Hospital centricity means they are targeted at the large enterprise rather than small businesses like most primary care practices and IPAs). An enterprise can impose software on their employees. A small business must have systems that their staff (especially clinicians) find useful, and most EHRs aren't especially useful to primary care providers (PCPs) in the patient encounter.
Nor were they designed to be -- I'm not roasting the EMR community for designing to the requirements of their target market. A PCP's information requirements are very different from those of the specialist or hospitalist dealing with a patient in the hospital for (in most cases) a previously diagnosed condition with a pre-existing plan of care. PCPs deal with often-nebulous complaints that may take more than one visit to pin down into a definitive diagnosis.
Moreover, care planning for the ambulatory patient, especially those with multiple serious chronic conditions, must take many more factors into account than the in-patient setting. The patient's home- and community-based informal and paraprofessional support network must be taken into account. Those traditional EHRs that capture such information, and not all do, may nonetheless fail to provide timely access to it.

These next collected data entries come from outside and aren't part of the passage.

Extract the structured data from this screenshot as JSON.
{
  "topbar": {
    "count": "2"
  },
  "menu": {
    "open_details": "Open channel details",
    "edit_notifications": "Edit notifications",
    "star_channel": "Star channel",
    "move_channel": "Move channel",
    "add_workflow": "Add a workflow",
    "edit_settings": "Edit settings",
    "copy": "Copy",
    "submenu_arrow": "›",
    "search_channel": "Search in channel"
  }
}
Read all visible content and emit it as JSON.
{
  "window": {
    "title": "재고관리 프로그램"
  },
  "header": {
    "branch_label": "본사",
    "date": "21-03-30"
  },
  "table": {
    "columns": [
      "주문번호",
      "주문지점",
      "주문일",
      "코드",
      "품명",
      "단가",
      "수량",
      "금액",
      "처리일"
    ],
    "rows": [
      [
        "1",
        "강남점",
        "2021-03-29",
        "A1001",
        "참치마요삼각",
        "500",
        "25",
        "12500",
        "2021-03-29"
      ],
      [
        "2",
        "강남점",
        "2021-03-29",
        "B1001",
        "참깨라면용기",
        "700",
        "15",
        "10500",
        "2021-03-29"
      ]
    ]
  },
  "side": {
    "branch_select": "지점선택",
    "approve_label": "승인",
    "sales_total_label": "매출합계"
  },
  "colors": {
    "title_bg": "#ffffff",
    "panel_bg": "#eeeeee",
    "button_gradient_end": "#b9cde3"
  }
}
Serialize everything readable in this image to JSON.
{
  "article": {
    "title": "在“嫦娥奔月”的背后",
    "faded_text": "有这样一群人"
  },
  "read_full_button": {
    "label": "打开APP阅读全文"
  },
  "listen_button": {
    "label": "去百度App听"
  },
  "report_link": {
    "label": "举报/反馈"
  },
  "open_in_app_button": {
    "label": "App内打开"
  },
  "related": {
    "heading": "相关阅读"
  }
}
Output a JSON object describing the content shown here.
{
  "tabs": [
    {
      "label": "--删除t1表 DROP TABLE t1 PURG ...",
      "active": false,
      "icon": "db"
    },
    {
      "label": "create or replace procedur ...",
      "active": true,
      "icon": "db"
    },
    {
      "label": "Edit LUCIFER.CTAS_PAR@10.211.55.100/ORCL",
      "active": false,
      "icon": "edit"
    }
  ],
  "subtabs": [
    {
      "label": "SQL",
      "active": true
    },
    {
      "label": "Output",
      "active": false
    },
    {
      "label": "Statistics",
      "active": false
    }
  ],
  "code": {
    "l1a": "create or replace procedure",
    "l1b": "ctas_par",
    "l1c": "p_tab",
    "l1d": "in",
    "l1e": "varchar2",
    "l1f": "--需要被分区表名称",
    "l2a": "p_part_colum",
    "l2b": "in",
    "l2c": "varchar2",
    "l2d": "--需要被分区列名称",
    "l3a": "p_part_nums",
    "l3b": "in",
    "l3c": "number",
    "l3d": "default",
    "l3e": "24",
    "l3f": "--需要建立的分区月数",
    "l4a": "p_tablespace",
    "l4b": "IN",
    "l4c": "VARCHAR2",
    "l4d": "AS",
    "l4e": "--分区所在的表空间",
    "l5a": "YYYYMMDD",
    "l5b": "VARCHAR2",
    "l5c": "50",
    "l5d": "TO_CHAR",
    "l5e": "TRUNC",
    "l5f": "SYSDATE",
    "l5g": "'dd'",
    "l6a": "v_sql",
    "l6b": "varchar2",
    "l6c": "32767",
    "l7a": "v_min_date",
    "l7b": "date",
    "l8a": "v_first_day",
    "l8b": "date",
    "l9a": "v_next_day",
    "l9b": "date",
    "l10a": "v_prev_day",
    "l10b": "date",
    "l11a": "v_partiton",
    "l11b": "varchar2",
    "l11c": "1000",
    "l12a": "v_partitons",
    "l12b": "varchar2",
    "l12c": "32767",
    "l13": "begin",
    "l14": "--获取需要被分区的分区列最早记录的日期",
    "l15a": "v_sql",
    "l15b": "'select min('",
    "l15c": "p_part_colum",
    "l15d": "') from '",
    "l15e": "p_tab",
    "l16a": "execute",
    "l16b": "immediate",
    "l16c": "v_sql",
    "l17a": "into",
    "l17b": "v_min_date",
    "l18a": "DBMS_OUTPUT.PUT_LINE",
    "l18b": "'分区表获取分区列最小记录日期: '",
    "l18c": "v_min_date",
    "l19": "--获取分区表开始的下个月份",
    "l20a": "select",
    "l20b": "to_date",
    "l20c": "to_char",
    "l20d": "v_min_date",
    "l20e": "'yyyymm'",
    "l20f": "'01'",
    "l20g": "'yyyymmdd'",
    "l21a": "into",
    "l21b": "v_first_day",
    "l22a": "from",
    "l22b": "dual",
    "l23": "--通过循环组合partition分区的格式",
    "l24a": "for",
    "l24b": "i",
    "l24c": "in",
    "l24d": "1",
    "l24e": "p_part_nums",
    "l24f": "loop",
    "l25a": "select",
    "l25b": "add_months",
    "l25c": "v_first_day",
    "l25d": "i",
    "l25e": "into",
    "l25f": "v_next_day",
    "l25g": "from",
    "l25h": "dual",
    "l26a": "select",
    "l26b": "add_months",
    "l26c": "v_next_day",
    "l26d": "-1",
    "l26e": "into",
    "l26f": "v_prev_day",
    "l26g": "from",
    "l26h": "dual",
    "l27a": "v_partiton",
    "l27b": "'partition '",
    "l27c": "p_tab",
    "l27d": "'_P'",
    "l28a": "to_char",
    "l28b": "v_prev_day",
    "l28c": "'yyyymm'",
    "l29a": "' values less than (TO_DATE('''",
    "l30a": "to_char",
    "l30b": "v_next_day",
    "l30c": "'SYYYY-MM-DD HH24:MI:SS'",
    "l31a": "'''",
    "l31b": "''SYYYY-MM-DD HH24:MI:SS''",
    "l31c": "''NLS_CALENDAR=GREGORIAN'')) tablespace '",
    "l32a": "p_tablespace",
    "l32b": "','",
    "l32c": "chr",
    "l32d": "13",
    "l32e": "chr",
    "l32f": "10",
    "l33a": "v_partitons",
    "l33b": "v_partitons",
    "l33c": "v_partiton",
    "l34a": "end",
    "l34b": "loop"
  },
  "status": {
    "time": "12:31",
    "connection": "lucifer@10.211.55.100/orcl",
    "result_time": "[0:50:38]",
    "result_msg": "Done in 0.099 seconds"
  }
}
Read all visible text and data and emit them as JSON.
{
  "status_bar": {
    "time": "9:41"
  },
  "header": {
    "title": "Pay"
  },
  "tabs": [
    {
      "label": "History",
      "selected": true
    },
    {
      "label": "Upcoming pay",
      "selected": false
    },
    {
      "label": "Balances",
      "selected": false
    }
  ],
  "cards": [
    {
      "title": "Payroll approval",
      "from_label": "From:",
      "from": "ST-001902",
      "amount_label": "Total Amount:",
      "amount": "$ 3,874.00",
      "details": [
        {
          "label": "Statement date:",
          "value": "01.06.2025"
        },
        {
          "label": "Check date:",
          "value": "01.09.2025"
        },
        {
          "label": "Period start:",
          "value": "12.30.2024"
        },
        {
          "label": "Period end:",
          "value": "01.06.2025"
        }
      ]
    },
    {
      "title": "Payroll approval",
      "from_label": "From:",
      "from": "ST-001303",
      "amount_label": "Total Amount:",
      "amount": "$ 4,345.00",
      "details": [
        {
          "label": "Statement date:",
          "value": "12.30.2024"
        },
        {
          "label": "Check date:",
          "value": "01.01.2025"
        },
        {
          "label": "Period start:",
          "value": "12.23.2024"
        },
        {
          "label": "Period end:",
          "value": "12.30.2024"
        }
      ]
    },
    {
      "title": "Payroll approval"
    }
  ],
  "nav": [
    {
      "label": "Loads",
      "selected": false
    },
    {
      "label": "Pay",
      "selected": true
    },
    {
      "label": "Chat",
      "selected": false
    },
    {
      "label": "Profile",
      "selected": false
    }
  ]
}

The traditional EMR's payment orientation is apparent in an information model that uses ICD-9 for diagnoses and CPT for procedures. These are fine for the in-patient world, but don't capture enough clinical detail for the PCP's purposes, especially with respect to nebulous issues and less-than-certain diagnoses that will take time and more visits to clarify.
Emerging multidisciplinary models of care offer the promise of higher quality for patients and reduced costs for the healthcare industry. These new approaches – including patient-centered medical home (PCMH) and accountable care organizations (ACOs) – harness the power of collaboration among primary care providers, specialists, hospitals, health systems, payers and patients to deliver focused, effective and coordinated care.
To fulfill their promise, however, these models require a different toolset than traditionally has been available to the healthcare market. EHRs, while evidence of technological progress in the industry, were designed to support a provider- and hospital-centric approach to care. As such, they are not fully equipped to catapult the industry towards the collaborative strategy preferred today. ACOs, PMHCs and other approaches will rely upon a platform that facilitates collaboration beyond the enterprise and across the community to achieve multidisciplinary care coordination.
In many ways, the initiatives mentioned in the last paragraph are more important to the PCP than Meaningful Use as defined in the HITECH incentives. ACOs and PCMHs have the potential to provide the right kind of incentive for PCPs to adopt health IT. The only thing missing from that long-term picture is a comprehensive, groupware-oriented IT system tailored to the PCP's requirements.